Zawierzając punctum artystka podąża więc za szczegółami i dodatkami ukrytymi w lawinie filmowej fabuły, wybierając z niej jedynie fragmenty. Ten gest bliski jest zatem namiętności kolekcjonera, poszukującego wyjątkowych artefaktów, które stworzą kompletny i uporządkowany według jakiegoś systemu zbiór. Kolekcja, jaką stworzyła artystka, zbudowana została z wizualnych znaków samotności, rozpaczy i oddalenia czyli powtarzających się przedstawień, gestów oraz charakterystycznych układów figur wyjętych z filmowej narracji. Zestawione ze sobą fotografie stanów kobiecej emocjonalności zamrożone zostały w zabarwionych patosem kompozycjach, w których uparcie powracają: kobiece twarze: skupione, cierpiące, martwe; sylwetki bliskich i dalekich postaci; zamazane, nieczytelne gesty i puste krajobrazy.
Każda z części cyklu zawiera w sobie przynajmniej jeden, wyjątkowy obraz, który przyszywa nasze spojrzenie do powierzchni.
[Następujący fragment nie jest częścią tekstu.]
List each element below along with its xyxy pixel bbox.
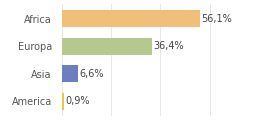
Bar	[62, 38, 151, 55]
Text: 6,6%: 6,6%	[80, 69, 104, 79]
Bar	[62, 93, 64, 110]
Bar	[62, 65, 78, 82]
Text: 56,1%: 56,1%	[202, 14, 232, 24]
Text: 36,4%: 36,4%	[153, 41, 184, 51]
Bar	[62, 10, 200, 27]
Text: 0,9%: 0,9%	[65, 96, 90, 106]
To wyciągnięte z filmu punctum stanowi istotny moment, od którego wychodzi nasze spojrzenie, i w którym rozpoczyna się nowe życie obrazu. Niezależnie czy będą to zakrwawione uda, zamazane oczy wpisane w krawędź kadru, samotna postać siedząca na skraju łóżka, czy ukryta w oknie twarz, każde z nich uderza nas niepojętą rozpaczą lub melancholią, samotnością albo cierpieniem. W wielu miejscach, w których kompozycja dochodzi do krawędzi kadru lub ją rozsadza to doświadczenie jest jeszcze silniejsze być może, jak pisała J.Kristeva o Chrystusie z obrazu Pasja Holbeina, to osamotnienie – fakt kompozycyjny – obarcza obraz nadmiernym ciężarem melancholii, bardziej niż robią to rysunek i kolor.
Doświadczenie pojedynczej fotografii jest niezwykle silne, ale dopiero całość zbioru i narracja całego cyklu stawia nas wobec niekończącego się doświadczenia cierpienia i samotności. Oglądane z dystansu tableau wydają się bezpieczne, chociaż rozedrgana powierzchnia niemal abstrakcyjnych kompozycji zdradza oznaki nieznośnego natręctwa obrazów. Kolor poprzez swoją intensywność, a często i zachłanność nabiera symbolicznego znaczenia, wzmagając dramatyzm fotograficznych tableau. Bliskość ujawnia ich właściwą, uporządkowaną strukturę utkaną z pojedynczych kadrów oddzielonych od siebie wyraźną granicą.